On December 14, the day after the New York Times published a story in which three women accused music mogul Russell Simmons of rape and various forms of sexual assault, Simmons announced on Instagram that he would publish information to “prove without any doubt that I am innocent of all rape charges.” He has yet to do so.
Since then, least 12 women have come forward with allegations of sexual assault and misconduct against Simmons. Some have reportedly filed complaints with the police. But Simmons’ Instagram account has been radio silent, save for a few irrelevant inspirational messages. What happened to the co-founder of Def Jam’s plan to prove his innocence?
When Simmons announced his plans on Instagram, he did so in the caption of an image of the hashtag #NotMe that begins with: “Today, I begin to defend myself properly.” He wrote that he would first tackle claims set forward by former model Keri Claussen, who alleged Simmons tried to force her to have sexual intercourse and coerced her into oral sex when she was 17 years old. (Simmons denied the allegation at the time the story broke.)
In his Instagram caption, Simmons refers to Claussen as “The Original Sin,” meaning (I’m guessing) that Claussen’s allegations are the thing that set everything else into motion, that had it not been for her, no other victims would have come forward. In a statement regarding Claussen, Simmons had previously said that their encounter was consensual and that he “never committed any acts of aggression or violence in my life.”
After Claussen, he wrote, he would address the allegations made by screenwriter Jenny Lumet, which were reported on days after Claussen’s accusations.
And yet Simmons’ plan of attack hasn’t been so strategically executed. On the same day as his #NotMe post, TMZ reported that Simmons took a lie detector test, which his attorneys, Mike Sterling and E. Carlos Tanner, said he passed; they also told TMZ that he would take four more polygraph tests and release the results.

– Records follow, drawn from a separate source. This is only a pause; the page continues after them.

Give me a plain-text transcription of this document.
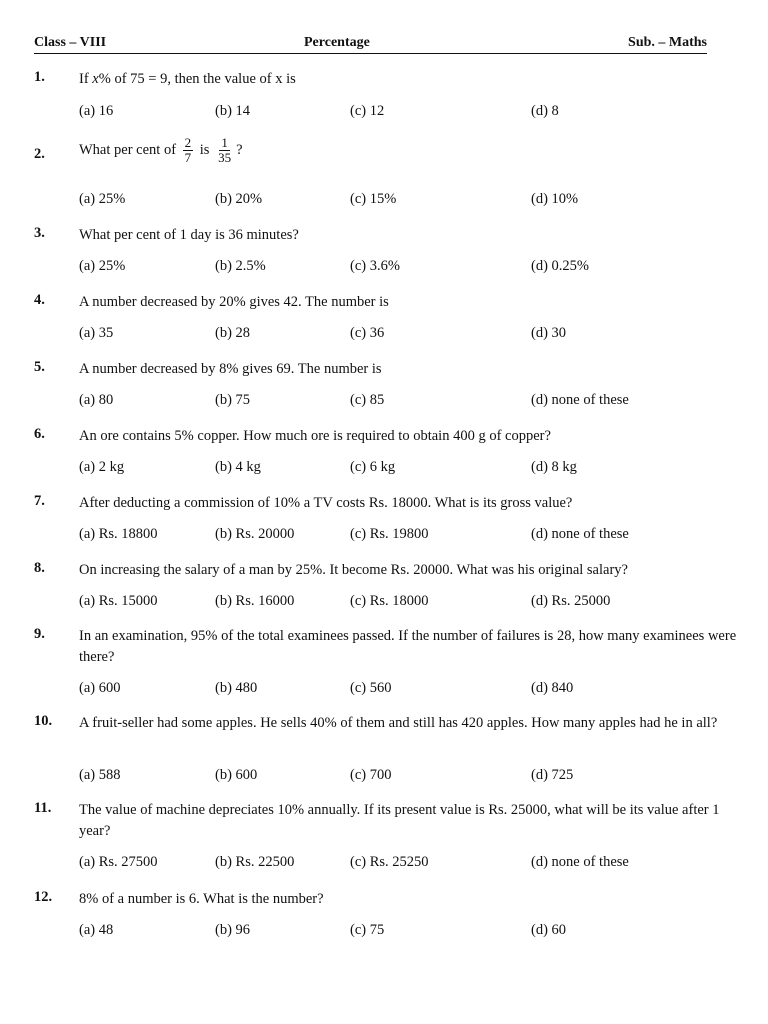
Class – VIII	Percentage	Sub. – Maths
1. If x% of 75 = 9, then the value of x is
(a) 16	(b) 14	(c) 12	(d) 8
2. What per cent of $\frac{2}{7}$ is $\frac{1}{35}$ ?
(a) 25%	(b) 20%	(c) 15%	(d) 10%
3. What per cent of 1 day is 36 minutes?
(a) 25%	(b) 2.5%	(c) 3.6%	(d) 0.25%
4. A number decreased by 20% gives 42. The number is
(a) 35	(b) 28	(c) 36	(d) 30
5. A number decreased by 8% gives 69. The number is
(a) 80	(b) 75	(c) 85	(d) none of these
6. An ore contains 5% copper. How much ore is required to obtain 400 g of copper?
(a) 2 kg	(b) 4 kg	(c) 6 kg	(d) 8 kg
7. After deducting a commission of 10% a TV costs Rs. 18000. What is its gross value?
(a) Rs. 18800	(b) Rs. 20000	(c) Rs. 19800	(d) none of these
8. On increasing the salary of a man by 25%. It become Rs. 20000. What was his original salary?
(a) Rs. 15000	(b) Rs. 16000	(c) Rs. 18000	(d) Rs. 25000
9. In an examination, 95% of the total examinees passed. If the number of failures is 28, how many examinees were there?
(a) 600	(b) 480	(c) 560	(d) 840
10. A fruit-seller had some apples. He sells 40% of them and still has 420 apples. How many apples had he in all?
(a) 588	(b) 600	(c) 700	(d) 725
11. The value of machine depreciates 10% annually. If its present value is Rs. 25000, what will be its value after 1 year?
(a) Rs. 27500	(b) Rs. 22500	(c) Rs. 25250	(d) none of these
12. 8% of a number is 6. What is the number?
(a) 48	(b) 96	(c) 75	(d) 60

However, Sterling and Tanner stressed that thje decision to take the first test was entirely Simmons’ own, that they believed they could prove his innocence without, essentially, trying Simmons in the “court of public opinion.” Here’s Sterling talking to TMZ:
We advised him that we can get the truth out with him taking a polygraph test or without subjecting him to a polygraph test, that we could do diligent research and get to the bottom of these allegations and accusations against him, but [Simmons]’s insisted even against the advice of counsel that he be subjected to a polygraph test because he wants people to know that he is telling the truth when he says that he has never committed rape or sexual assault.
It is unclear if the number of polygraph tests that Simmons insisted on taking has grown from four, since now at least 12 women have accused him of sexual assault or misconduct. (We reached out to both Tanner and Sterling for comment and will update this post if we hear back from them.) It is also unclear if Simmons has shared those results as he said he would. The reason may have something to do with the fact that on the same day, December 14, the L.A. times reported that the New York Police Department was opening an investigation into Simmons:
A person at the NYPD who was not authorized to comment publicly and requested anonymity told the Los Angeles Times on Thursday that detectives are in the initial stages of reaching out to women who have alleged that Simmons assaulted them in New York.
Maybe with that, Simmons and his lawyers doubled-down on the idea that it’s better to handle this outside of the “court of public opinion” (meaning, not on Instagram?)
It seems like there may be an attempt, however, to paint Simmons’ silence as a generous gesture of his solidarity with women who speak out against sexual violence, rather than a self-serving about-face. When asked by Page Six why Simmons has been so quiet since his #NotMe announcement, Simmons’ representatives said he has since decided “that this is a time for women to speak.” I hope they do.